Traduit de l’anglais (Etats Unis)
par Robert Pépin
Seuil Policier - 380 pages
Vous
partez en vacances ? Vous avez envie de vous détendre
avec un bon polar ? N’achetez pas ce livre.
La plupart des gens brident leurs envies et leurs talents dans
leur travail. Peu importe ce qu’ils veulent ou l’étendue
de leur imagination, ils savent qu’ils doivent gagner
leur croûte et pour cela rentrer dans un moule contraignant
que la société a réalisé à
leur attention.
Mais comme la société n’est pas à
une contradiction près, elle demande aux personnes qu’elle
a formatées, parfois en leur rognant les ailes, de donner
le meilleur d’elles-mêmes. Beaucoup ont entendu
ce reproche de la bouche d’une autorité supérieure
: "Tu ne t’investis pas assez, tu devrais te donner
à cent pour cent !"
Voilà à quoi je pensais en lisant Los Angeles
river de Michael Connelly, où l’on retrouve nombre
de personnages créés par le romancier. Bob Backus
et Rachel Walling viennent du Poète, Le fantôme
de Terry Mac Calleb vient de Créances de sang et Harry
Bosch est le héros récurrent, l’alter ego
de Connelly.
La raison pour laquelle j’ai voulu lire ce roman est la
suivante : il est toujours émouvant de voir un écrivain
réunir les personnages qu’il a inventés
dans une œuvre. C’est une tentation Balzacienne qui
habite aussi les auteurs de polars.
La veuve de Mac Calleb contacte Harry Bosch, retraité
de la police et devenu privé, pour qu’il enquête
sur la mort de son mari, ex-Profiler. Cette enquête va
le mener sur les pas du Poète, un serial killer qu’on
croyait mort.
Hormis la tendresse des rapports entre Harry Bosch et sa fille,
il n’y a pas grand-chose à racheter dans ce bouquin.
Ecrit en tirant à la ligne, Connelly s’acquitte
de sa tâche : torcher 400 pages que vous pourrez emmener
à la plage et sur lesquelles vous pourrez vous endormir
pendant la sieste.
Il y a quelque chose de triste à constater qu’un
auteur dont les premiers livres sont formidables et laissaient
espérer un successeur au James Ellroy du Dahlia noir,
est devenu un pisse-copie qui applique des recettes. Dans un
polar, la figure du "méchant" est primordiale.

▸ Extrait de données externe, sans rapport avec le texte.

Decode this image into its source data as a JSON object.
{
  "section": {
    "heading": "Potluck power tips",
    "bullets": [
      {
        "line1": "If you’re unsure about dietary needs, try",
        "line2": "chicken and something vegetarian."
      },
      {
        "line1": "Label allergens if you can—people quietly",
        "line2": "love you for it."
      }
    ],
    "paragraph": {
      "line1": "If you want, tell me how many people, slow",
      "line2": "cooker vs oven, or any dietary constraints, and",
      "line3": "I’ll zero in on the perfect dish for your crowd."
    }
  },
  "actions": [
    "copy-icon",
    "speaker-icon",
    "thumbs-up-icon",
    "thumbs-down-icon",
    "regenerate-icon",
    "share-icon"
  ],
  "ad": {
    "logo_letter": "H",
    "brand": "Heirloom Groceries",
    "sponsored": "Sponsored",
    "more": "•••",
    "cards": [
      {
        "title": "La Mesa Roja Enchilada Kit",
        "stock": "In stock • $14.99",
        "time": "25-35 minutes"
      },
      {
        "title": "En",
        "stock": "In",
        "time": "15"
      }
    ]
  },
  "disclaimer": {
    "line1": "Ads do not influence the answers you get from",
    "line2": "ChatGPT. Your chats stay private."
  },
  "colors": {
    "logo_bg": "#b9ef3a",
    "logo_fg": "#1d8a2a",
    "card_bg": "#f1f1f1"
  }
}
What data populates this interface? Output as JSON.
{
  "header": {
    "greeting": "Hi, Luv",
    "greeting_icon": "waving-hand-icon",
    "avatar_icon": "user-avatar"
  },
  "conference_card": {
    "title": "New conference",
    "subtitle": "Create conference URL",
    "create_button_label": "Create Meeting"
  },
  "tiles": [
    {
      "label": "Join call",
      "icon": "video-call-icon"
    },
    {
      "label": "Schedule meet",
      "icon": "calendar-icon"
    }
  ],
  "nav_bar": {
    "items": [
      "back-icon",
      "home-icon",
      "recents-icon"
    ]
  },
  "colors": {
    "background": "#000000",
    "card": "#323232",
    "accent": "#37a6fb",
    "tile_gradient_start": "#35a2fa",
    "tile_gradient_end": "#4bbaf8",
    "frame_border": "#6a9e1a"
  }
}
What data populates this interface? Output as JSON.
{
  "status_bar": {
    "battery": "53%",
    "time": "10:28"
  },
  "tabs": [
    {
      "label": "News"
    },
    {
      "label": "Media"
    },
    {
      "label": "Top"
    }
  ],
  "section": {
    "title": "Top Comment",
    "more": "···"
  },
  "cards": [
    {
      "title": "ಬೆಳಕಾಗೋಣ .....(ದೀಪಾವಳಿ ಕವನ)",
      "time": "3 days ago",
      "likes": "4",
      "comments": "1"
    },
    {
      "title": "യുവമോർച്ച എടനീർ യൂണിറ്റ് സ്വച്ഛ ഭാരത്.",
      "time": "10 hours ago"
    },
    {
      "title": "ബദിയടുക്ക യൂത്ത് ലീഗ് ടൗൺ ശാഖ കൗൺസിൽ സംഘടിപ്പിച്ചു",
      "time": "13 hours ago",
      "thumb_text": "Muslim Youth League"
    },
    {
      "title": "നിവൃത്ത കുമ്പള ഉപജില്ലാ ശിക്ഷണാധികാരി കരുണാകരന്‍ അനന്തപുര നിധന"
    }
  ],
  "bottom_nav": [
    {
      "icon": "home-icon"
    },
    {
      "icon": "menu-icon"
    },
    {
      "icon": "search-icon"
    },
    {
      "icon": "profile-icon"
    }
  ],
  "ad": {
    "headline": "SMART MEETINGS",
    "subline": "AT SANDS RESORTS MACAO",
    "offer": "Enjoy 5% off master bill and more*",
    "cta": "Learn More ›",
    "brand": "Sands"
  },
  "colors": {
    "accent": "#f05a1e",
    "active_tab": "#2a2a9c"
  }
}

Ici, elle n’existe qu’en tant que caricature. Le
méchant fait aussi peur que dans les téléfilms
débiles de M6.
Après plus de 300 pages d’enquête plan-plan
qui n’ont jamais défrisé notre poil, nous
avons droit, comme nous avons été sages, à
un morceau de bravoure. Les éléments se déchaînent,
la nature devient folle et j’en tremble encore.
Pour conclure, on est en droit de dire à ce bon Michael
que le savoir-faire n’est pas tout. Il faut donner sa
chair et son sang pour une histoire. Michael, tu ne t’investis
pas à cent pour cent !
Un conseil, relisez tous ses premiers romans (La blonde en béton,
Le poète). Ils laissaient présager un grand écrivain.